- Date: December 30, 2004
- Season: 2004
- Stadium: Bank of America Stadium
- Location: Charlotte, North Carolina
- MVP: QB Paul Peterson (Boston College)
- Referee: Bill Athan (WAC)
- Attendance: 73,258

United States TV coverage
- Network: ESPN2
- Announcers: Dave Pasch Rod Gilmore Trevor Matich

= 2004 Continental Tire Bowl =

The 2004 Continental Tire Bowl featured the Boston College Eagles, and the North Carolina Tar Heels. The game was played on Thursday, December 30, 2004, at 1:00 PM EST. The game was the third edition to this bowl game, but the last one under the name Continental Tire Bowl. It would later be renamed the Meineke Car Care Bowl. This edition was particularly notable because Boston College would join the Atlantic Coast Conference, which North Carolina also plays in, the following year.

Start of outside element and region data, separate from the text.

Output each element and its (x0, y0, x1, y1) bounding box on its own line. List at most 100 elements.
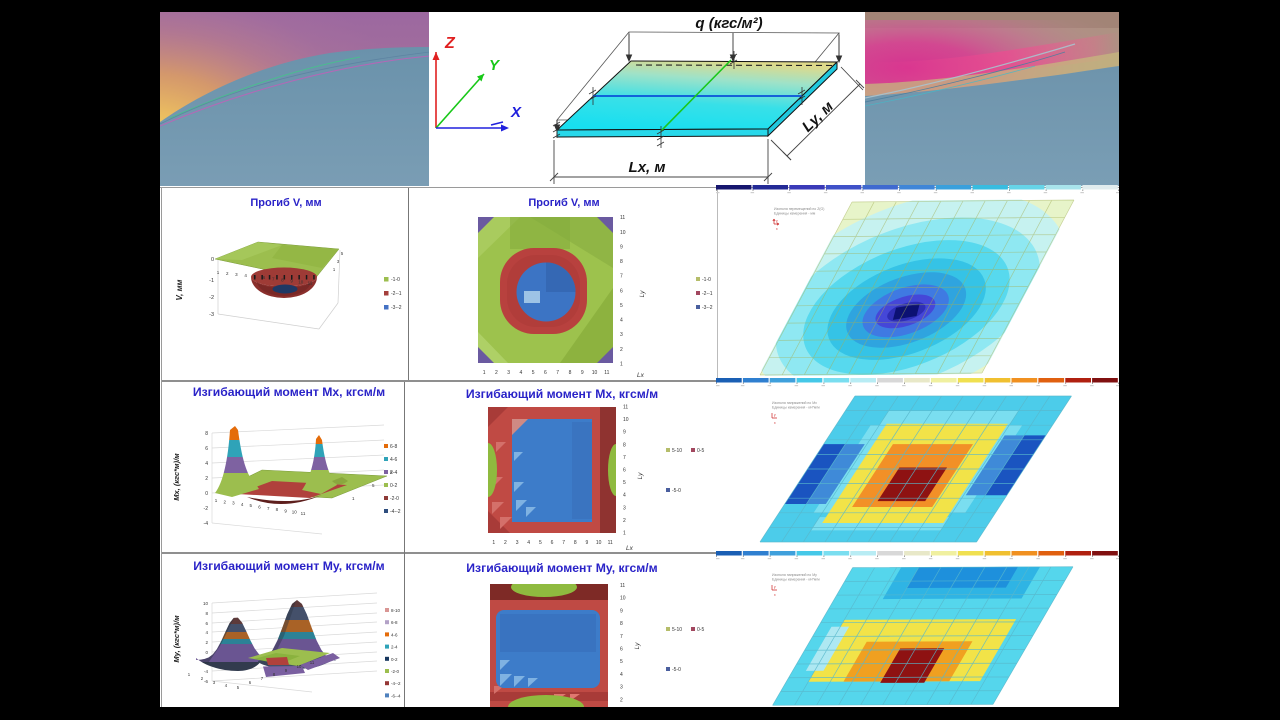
svg-text:Единицы измерения - кН*м/м: Единицы измерения - кН*м/м (772, 578, 820, 582)
svg-text:2: 2 (495, 370, 498, 376)
svg-text:4-6: 4-6 (390, 457, 397, 463)
svg-text:2-4: 2-4 (390, 470, 397, 476)
svg-text:-2--1: -2--1 (702, 291, 713, 297)
svg-text:8: 8 (574, 540, 577, 546)
svg-text:2: 2 (226, 271, 229, 276)
svg-text:Ly, м: Ly, м (799, 98, 837, 136)
svg-text:11: 11 (604, 370, 609, 376)
svg-text:4: 4 (527, 540, 530, 546)
svg-text:1: 1 (483, 370, 486, 376)
svg-text:2: 2 (504, 540, 507, 546)
svg-text:Изгибающий момент Му, кгсм/м: Изгибающий момент Му, кгсм/м (466, 561, 657, 575)
svg-text:Ly: Ly (639, 290, 646, 297)
svg-text:-2-0: -2-0 (391, 669, 399, 674)
svg-text:1: 1 (492, 540, 495, 546)
svg-text:y: y (774, 413, 776, 417)
svg-text:8: 8 (390, 470, 393, 475)
svg-text:10: 10 (203, 601, 209, 606)
svg-text:11: 11 (623, 405, 628, 411)
svg-text:9: 9 (620, 245, 623, 251)
svg-text:Ly: Ly (634, 642, 641, 649)
svg-text:-2--1: -2--1 (391, 291, 402, 297)
svg-text:7: 7 (562, 540, 565, 546)
svg-text:8: 8 (620, 259, 623, 265)
svg-text:3: 3 (623, 505, 626, 511)
svg-text:4: 4 (205, 630, 208, 635)
svg-text:-3--2: -3--2 (702, 305, 713, 311)
svg-text:Lx: Lx (626, 545, 634, 552)
svg-text:-6: -6 (204, 679, 208, 684)
svg-text:3: 3 (232, 501, 235, 506)
svg-text:4: 4 (244, 273, 247, 278)
svg-text:Прогиб V, мм: Прогиб V, мм (528, 197, 599, 209)
svg-text:3: 3 (507, 370, 510, 376)
svg-text:4: 4 (520, 370, 523, 376)
svg-text:5: 5 (341, 251, 344, 256)
svg-text:Изополя напряжений по Му: Изополя напряжений по Му (772, 573, 817, 577)
svg-text:3: 3 (620, 332, 623, 338)
svg-text:2: 2 (201, 676, 204, 681)
svg-text:9: 9 (284, 508, 287, 513)
svg-text:5: 5 (620, 303, 623, 309)
svg-text:10: 10 (292, 510, 298, 515)
svg-text:9: 9 (290, 278, 293, 283)
svg-text:8: 8 (205, 431, 208, 437)
svg-text:-6--4: -6--4 (391, 693, 401, 698)
svg-text:7: 7 (623, 455, 626, 461)
svg-text:2: 2 (223, 499, 226, 504)
svg-text:8: 8 (569, 370, 572, 376)
svg-text:6: 6 (620, 647, 623, 653)
svg-text:8-10: 8-10 (391, 608, 401, 613)
svg-text:-4--2: -4--2 (390, 509, 401, 515)
svg-text:3: 3 (620, 685, 623, 691)
svg-text:4-6: 4-6 (391, 632, 398, 637)
svg-text:-5-0: -5-0 (672, 488, 681, 494)
svg-text:y: y (774, 585, 776, 589)
svg-text:Z: Z (444, 35, 456, 52)
svg-text:1: 1 (623, 531, 626, 537)
svg-text:1: 1 (217, 270, 220, 275)
svg-text:11: 11 (310, 660, 315, 665)
svg-text:0: 0 (211, 257, 214, 263)
svg-text:3: 3 (337, 259, 340, 264)
svg-text:x: x (774, 421, 776, 425)
svg-text:10: 10 (596, 540, 602, 546)
svg-text:10: 10 (620, 230, 626, 236)
svg-text:X: X (510, 104, 522, 121)
svg-text:5: 5 (372, 483, 375, 488)
svg-text:x: x (776, 227, 778, 231)
svg-text:9: 9 (623, 430, 626, 436)
svg-text:3: 3 (516, 540, 519, 546)
svg-text:6: 6 (205, 621, 208, 626)
svg-text:6: 6 (544, 370, 547, 376)
svg-text:10: 10 (623, 417, 629, 423)
svg-text:7: 7 (261, 676, 264, 681)
svg-text:-3--2: -3--2 (391, 305, 402, 311)
svg-text:Мх, (кгс*м)/м: Мх, (кгс*м)/м (172, 453, 181, 501)
svg-text:0-5: 0-5 (697, 627, 704, 633)
svg-text:-2: -2 (204, 506, 209, 512)
svg-text:6: 6 (258, 505, 261, 510)
svg-text:0: 0 (205, 650, 208, 655)
svg-text:10: 10 (620, 596, 626, 602)
svg-text:7: 7 (556, 370, 559, 376)
svg-text:5: 5 (620, 659, 623, 665)
svg-text:5-10: 5-10 (672, 448, 682, 454)
svg-text:0: 0 (205, 491, 208, 497)
svg-text:3: 3 (213, 680, 216, 685)
svg-text:-1: -1 (209, 278, 214, 284)
svg-text:4: 4 (241, 502, 244, 507)
svg-text:10: 10 (298, 280, 304, 285)
svg-text:8: 8 (281, 277, 284, 282)
svg-text:11: 11 (620, 583, 625, 589)
svg-text:11: 11 (301, 511, 306, 516)
svg-text:6: 6 (249, 680, 252, 685)
svg-text:8: 8 (273, 672, 276, 677)
svg-text:5: 5 (623, 480, 626, 486)
svg-text:Y: Y (489, 57, 501, 74)
svg-text:6-8: 6-8 (391, 620, 398, 625)
svg-text:q (кгс/м²): q (кгс/м²) (695, 15, 762, 32)
svg-text:9: 9 (586, 540, 589, 546)
svg-text:V, мм: V, мм (175, 279, 184, 300)
svg-text:1: 1 (352, 496, 355, 501)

L. V. Whitworth started the scoring with a 5-yard touchdown run to give Boston College an early 7–0 lead. North Carolina came right back, and quarterback Darian Durant threw a 12-yard touchdown pass to running back Ronnie McGill, to tie the game at 7. Boston College quarterback, Paul Peterson threw a 2-yard touchdown pass to wide receiver Grant Adams to give BC a 14–7 lead at the end of the 1st quarter.

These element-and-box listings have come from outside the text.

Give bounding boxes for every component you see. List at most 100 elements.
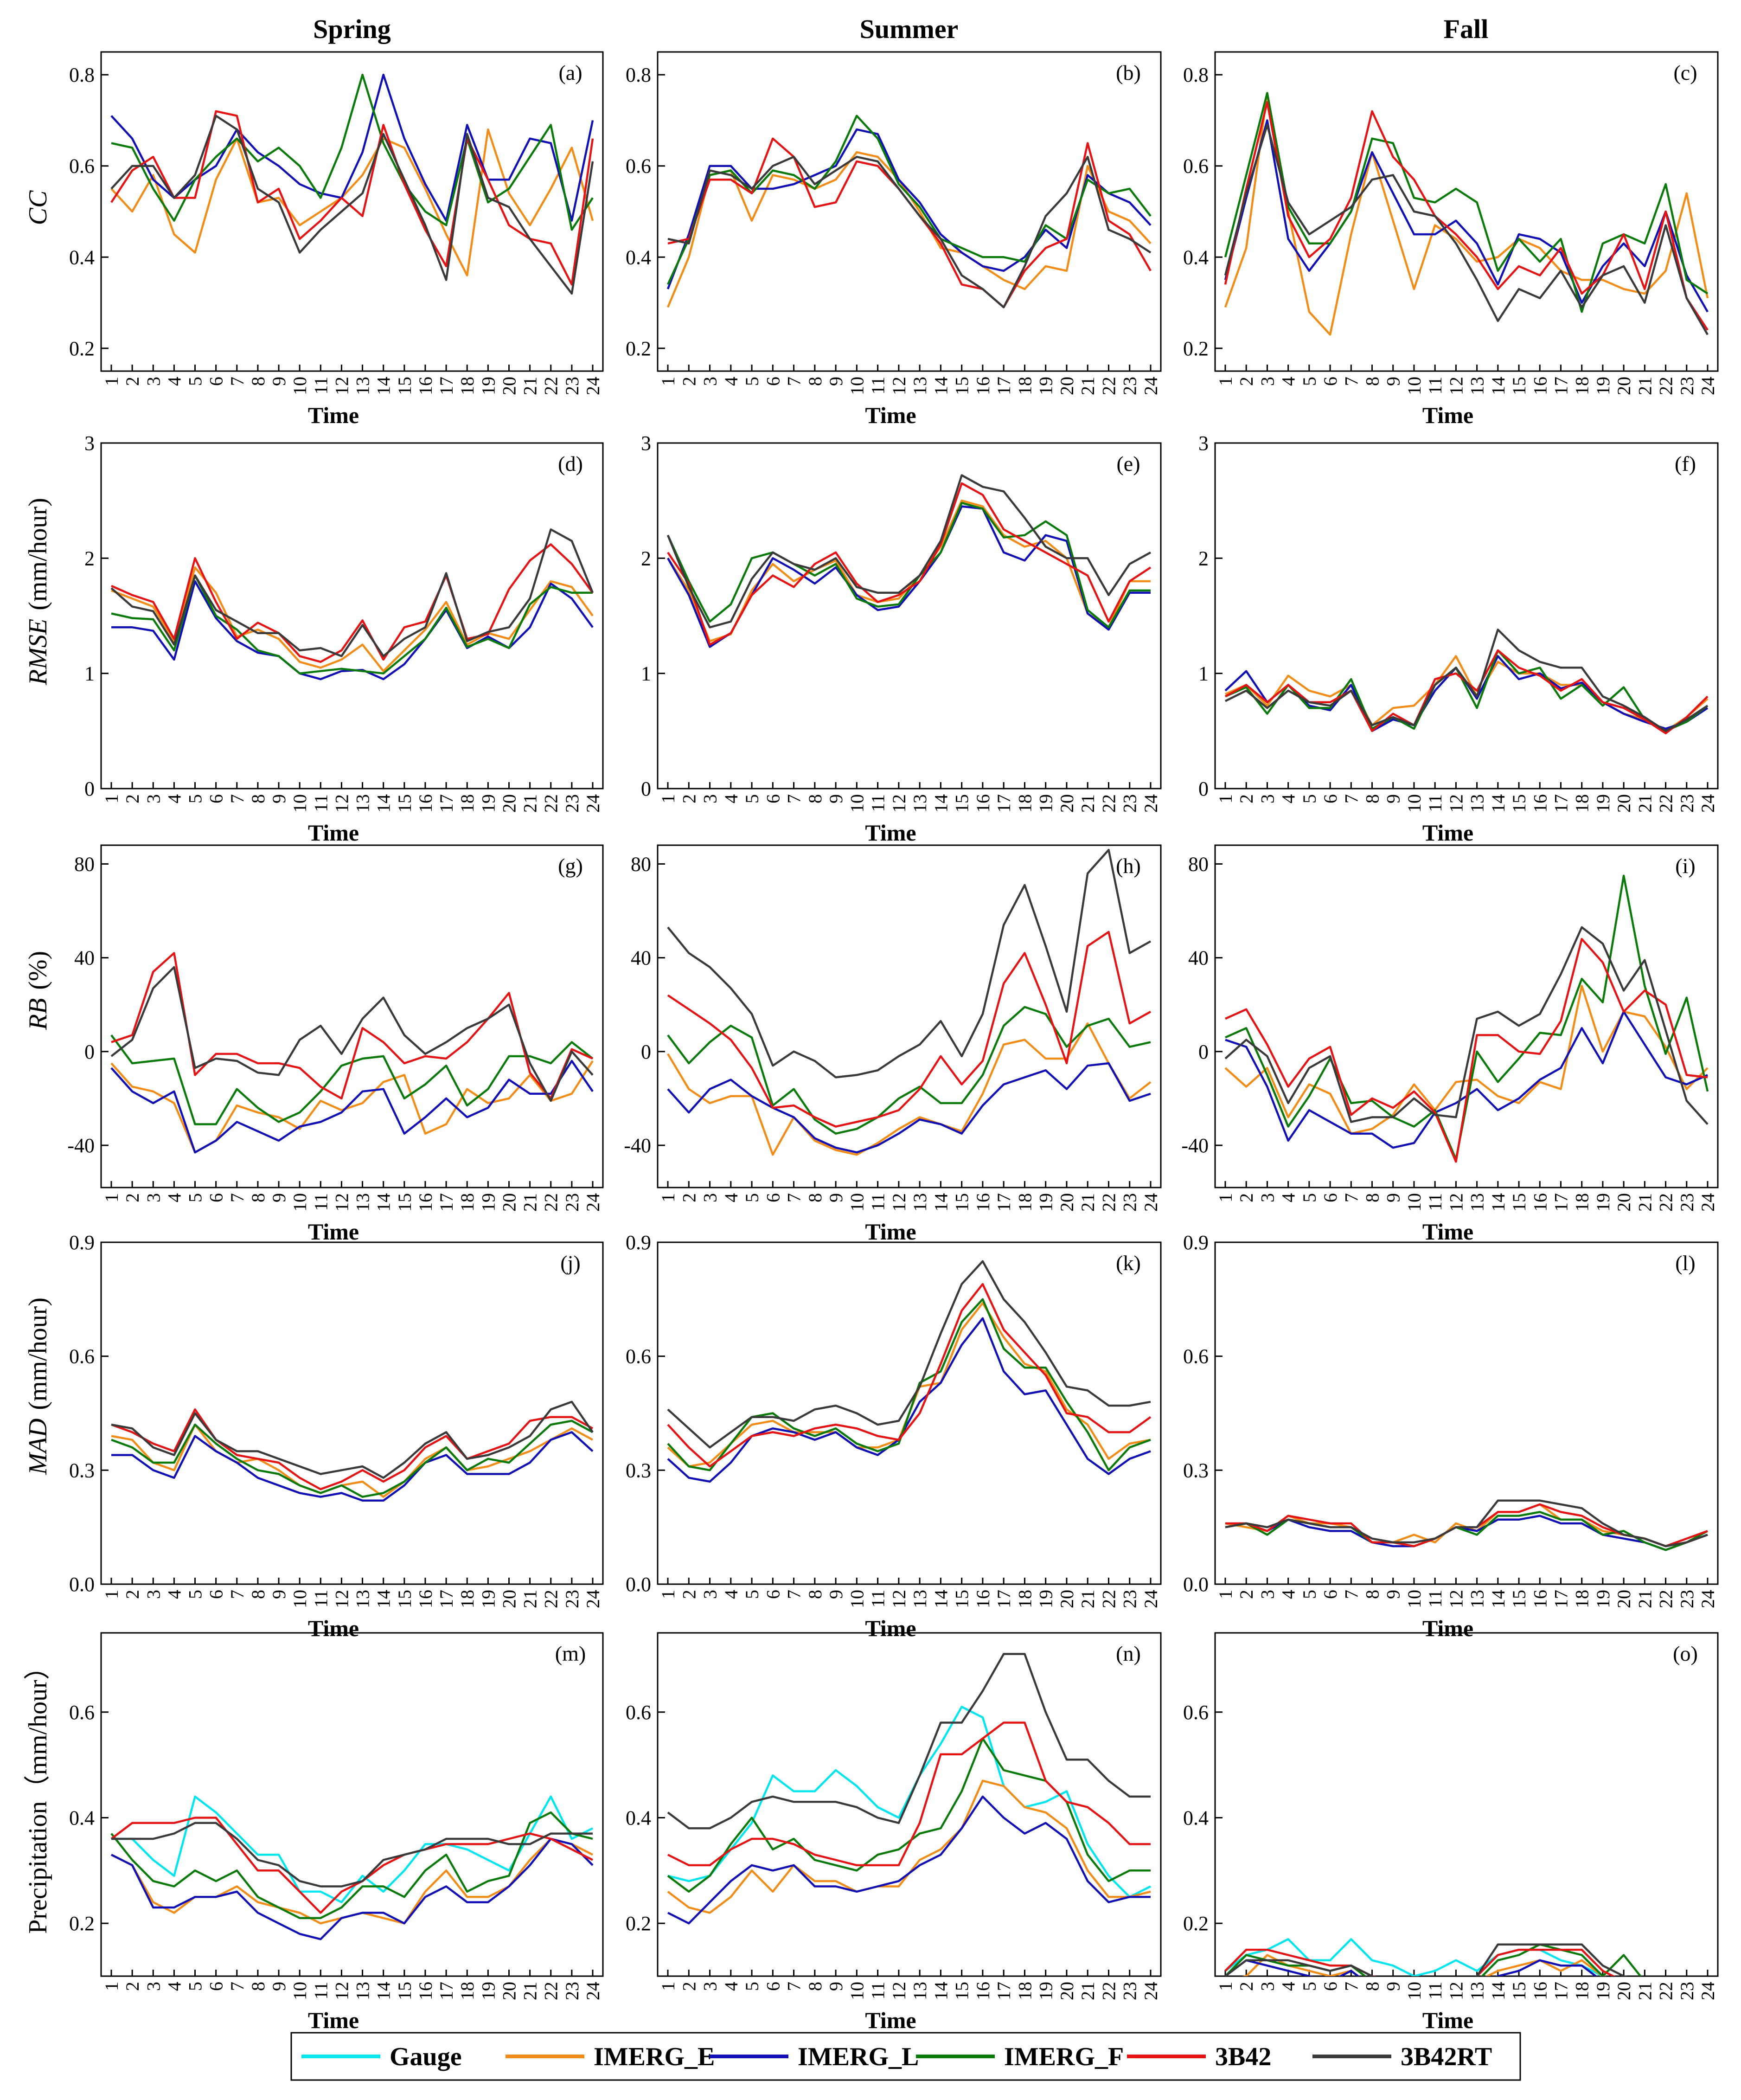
x-tick-label: 8 xyxy=(248,377,269,386)
x-tick-label: 15 xyxy=(1509,1193,1530,1212)
x-tick-label: 23 xyxy=(1120,377,1140,395)
x-tick-label: 11 xyxy=(310,1590,331,1608)
x-tick-label: 19 xyxy=(1593,1193,1613,1212)
x-tick-label: 14 xyxy=(930,377,951,395)
row-label-rmse-metric: RMSE xyxy=(24,619,52,686)
plot-frame xyxy=(657,51,1162,372)
chart-panel-n: 0.20.40.61 2 3 4 5 6 7 8 9 10 11 12 13 14 15 16 17 18 19 20… xyxy=(626,1632,1162,2033)
x-tick-label: 9 xyxy=(1383,1193,1404,1202)
x-tick-label: 19 xyxy=(478,794,499,813)
x-tick-label: 20 xyxy=(499,377,519,395)
series-line-imerg_l xyxy=(667,1062,1151,1154)
series-group xyxy=(111,1400,594,1502)
y-tick-label: 0.0 xyxy=(69,1573,95,1596)
y-tick-label: 2 xyxy=(641,547,651,570)
x-axis-label: Time xyxy=(1422,1219,1473,1245)
x-tick-label: 7 xyxy=(1341,1590,1362,1599)
plot-frame xyxy=(1214,1241,1719,1585)
legend-item-3b42rt: 3B42RT xyxy=(1312,2042,1492,2071)
x-tick-label: 24 xyxy=(1140,377,1161,395)
legend-item-gauge: Gauge xyxy=(301,2042,462,2071)
x-tick-label: 10 xyxy=(1404,1982,1425,2000)
x-tick-label: 5 xyxy=(742,794,762,803)
panel-label: (m) xyxy=(555,1642,586,1665)
x-tick-label: 21 xyxy=(520,1590,541,1608)
y-tick-label: 0.6 xyxy=(626,1701,651,1724)
y-tick-label: 0.2 xyxy=(69,337,95,360)
x-tick-label: 3 xyxy=(143,1193,164,1202)
x-tick-label: 21 xyxy=(1634,377,1655,395)
x-tick-label: 19 xyxy=(1036,1590,1056,1608)
x-tick-label: 12 xyxy=(889,1193,909,1212)
x-tick-label: 23 xyxy=(562,377,582,395)
x-tick-label: 23 xyxy=(1677,1982,1697,2000)
row-label-rmse: RMSE (mm/hour) xyxy=(24,498,52,686)
plot-frame xyxy=(657,844,1162,1188)
series-line-imerg_l xyxy=(666,128,1152,289)
x-tick-label: 1 xyxy=(101,794,122,803)
x-tick-label: 14 xyxy=(930,1982,951,2000)
legend: Gauge IMERG_E IMERG_L IMERG_F 3B42 3B42RT xyxy=(290,2032,1521,2081)
x-tick-label: 8 xyxy=(248,794,269,803)
series-line-3b42 xyxy=(667,1283,1152,1468)
x-tick-label: 2 xyxy=(678,1982,699,1991)
x-tick-label: 12 xyxy=(889,377,909,395)
x-tick-label: 8 xyxy=(248,1590,269,1599)
x-tick-label: 10 xyxy=(846,1590,867,1608)
x-tick-label: 4 xyxy=(164,1193,185,1202)
x-tick-label: 18 xyxy=(1572,377,1593,395)
y-tick-label: 0.3 xyxy=(626,1459,651,1482)
x-tick-label: 20 xyxy=(1613,794,1634,813)
x-tick-label: 22 xyxy=(541,1982,562,2000)
series-line-imerg_f xyxy=(1225,874,1709,1161)
plot-frame xyxy=(1214,844,1719,1188)
x-tick-label: 2 xyxy=(122,794,143,803)
x-tick-label: 15 xyxy=(1509,1982,1530,2000)
series-line-3b42 xyxy=(111,543,594,663)
plot-frame xyxy=(100,1241,604,1585)
x-tick-label: 17 xyxy=(1550,794,1571,813)
x-tick-label: 24 xyxy=(582,377,603,395)
plot-frame xyxy=(657,1241,1162,1585)
x-tick-label: 17 xyxy=(993,794,1014,813)
y-tick-label: 0.3 xyxy=(69,1459,95,1482)
series-line-imerg_f xyxy=(111,1419,594,1498)
x-tick-label: 12 xyxy=(889,1590,909,1608)
x-tick-label: 21 xyxy=(1634,1982,1655,2000)
column-title-summer: Summer xyxy=(860,14,959,44)
x-tick-label: 21 xyxy=(520,794,541,813)
x-tick-label: 16 xyxy=(1530,1982,1550,2000)
x-tick-label: 8 xyxy=(248,1982,269,1991)
x-tick-label: 8 xyxy=(1362,1590,1383,1599)
series-line-3b42 xyxy=(1224,101,1709,331)
series-group xyxy=(667,848,1152,1156)
x-tick-label: 6 xyxy=(206,794,227,803)
x-tick-label: 21 xyxy=(1077,377,1098,395)
x-tick-label: 24 xyxy=(1140,794,1161,813)
x-tick-label: 6 xyxy=(206,1590,227,1599)
plot-frame xyxy=(657,1632,1162,1977)
series-line-3b42 xyxy=(667,1721,1151,1867)
row-label-rb: RB (%) xyxy=(24,951,52,1030)
panel-label: (b) xyxy=(1116,61,1141,84)
panel-label: (o) xyxy=(1673,1642,1698,1665)
y-tick-label: 0.9 xyxy=(69,1231,95,1254)
row-label-mad: MAD (mm/hour) xyxy=(24,1297,52,1475)
series-group xyxy=(1224,874,1709,1163)
x-tick-label: 10 xyxy=(1404,1590,1425,1608)
x-tick-label: 13 xyxy=(1467,1590,1488,1608)
x-tick-label: 14 xyxy=(1488,794,1509,813)
chart-panel-m: 0.20.40.61 2 3 4 5 6 7 8 9 10 11 12 13 14 15 16 17 18 19 20… xyxy=(69,1632,604,2033)
y-tick-label: 0 xyxy=(641,1040,651,1063)
legend-label: 3B42RT xyxy=(1401,2042,1492,2071)
x-tick-label: 13 xyxy=(909,1590,930,1608)
x-tick-label: 18 xyxy=(1014,1590,1035,1608)
x-tick-label: 8 xyxy=(805,1590,826,1599)
y-tick-label: 0.6 xyxy=(1183,1701,1209,1724)
row-label-rb-metric: RB xyxy=(24,998,52,1030)
series-line-imerg_f xyxy=(666,115,1152,285)
x-tick-label: 17 xyxy=(1550,1982,1571,2000)
x-axis-label: Time xyxy=(1422,1615,1473,1641)
x-tick-label: 4 xyxy=(1278,377,1299,386)
x-tick-label: 4 xyxy=(164,1982,185,1991)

In the second quarter, Darian Durant threw a 5-yard touchdown pass to Wallace Wright to tie the game at 14. He later threw a 51-yard bomb to Derrele Mitchell to give North Carolina a 21–14 lead. Before halftime, Paul Peterson hooked up with David Kashetta on a 1-yard touchdown pass to tie the game at 21.

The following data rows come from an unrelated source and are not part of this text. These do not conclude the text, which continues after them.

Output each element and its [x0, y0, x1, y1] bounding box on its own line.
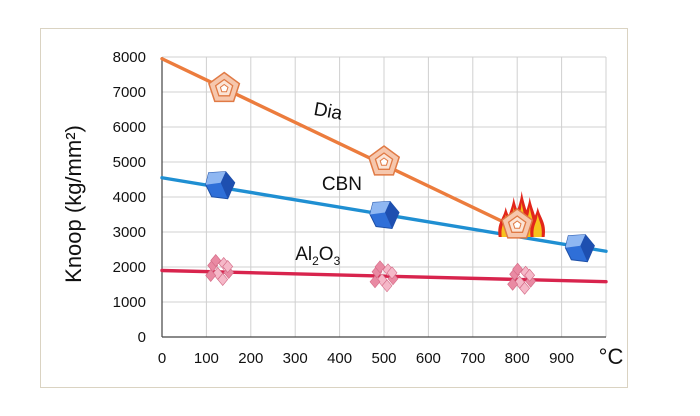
series-label-dia: Dia — [312, 99, 344, 125]
y-tick-label: 4000 — [113, 189, 146, 206]
y-axis-label: Knoop (kg/mm²) — [61, 125, 86, 283]
alumina-crystal-icon — [369, 260, 399, 293]
x-tick-label: 700 — [460, 350, 485, 367]
x-tick-label: 100 — [194, 350, 219, 367]
x-tick-label: 400 — [327, 350, 352, 367]
diamond-crystal-icon — [501, 208, 534, 239]
cbn-crystal-icon — [564, 234, 595, 263]
cbn-crystal-icon — [369, 200, 400, 230]
x-tick-label: 0 — [158, 350, 166, 367]
x-tick-label: 900 — [549, 350, 574, 367]
x-tick-label: 800 — [505, 350, 530, 367]
y-tick-label: 2000 — [113, 259, 146, 276]
x-tick-label: 300 — [283, 350, 308, 367]
y-tick-label: 7000 — [113, 84, 146, 101]
y-tick-label: 8000 — [113, 49, 146, 66]
alumina-crystal-icon — [205, 254, 235, 286]
series-label-al2o3: Al2O3 — [295, 244, 340, 268]
diamond-crystal-icon — [208, 71, 241, 103]
series-label-cbn: CBN — [322, 174, 362, 195]
y-tick-label: 3000 — [113, 224, 146, 241]
chart-frame: 0 1000 2000 3000 4000 5000 6000 7000 8000 0 100 200… — [40, 28, 628, 388]
y-tick-label: 0 — [138, 329, 146, 346]
cbn-crystal-icon — [205, 171, 236, 200]
y-tick-label: 5000 — [113, 154, 146, 171]
x-tick-label: 600 — [416, 350, 441, 367]
y-tick-label: 1000 — [113, 294, 146, 311]
diamond-crystal-icon — [367, 145, 401, 176]
y-tick-label: 6000 — [113, 119, 146, 136]
alumina-crystal-icon — [507, 262, 537, 295]
x-tick-label: 500 — [371, 350, 396, 367]
hardness-temperature-chart: 0 1000 2000 3000 4000 5000 6000 7000 8000 0 100 200… — [61, 49, 624, 369]
x-axis-unit: °C — [599, 344, 624, 369]
x-tick-label: 200 — [238, 350, 263, 367]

With four minutes left in the third quarter, North Carolina's Connor Barth hit a 27-yard field goal to give UNC a 24–21 lead. In the fourth quarter, Andre Callender ran 1-yard for a touchdown. The failed extra point gave Boston College a 27–24 lead. Later on, BC kicker Ryan Ohliger ran a fake field goal 21 yards for a touchdown to increase the lead to 34–24. An 18-yard field goal by Ohliger capped the scoring, and BC held on to win 37–24.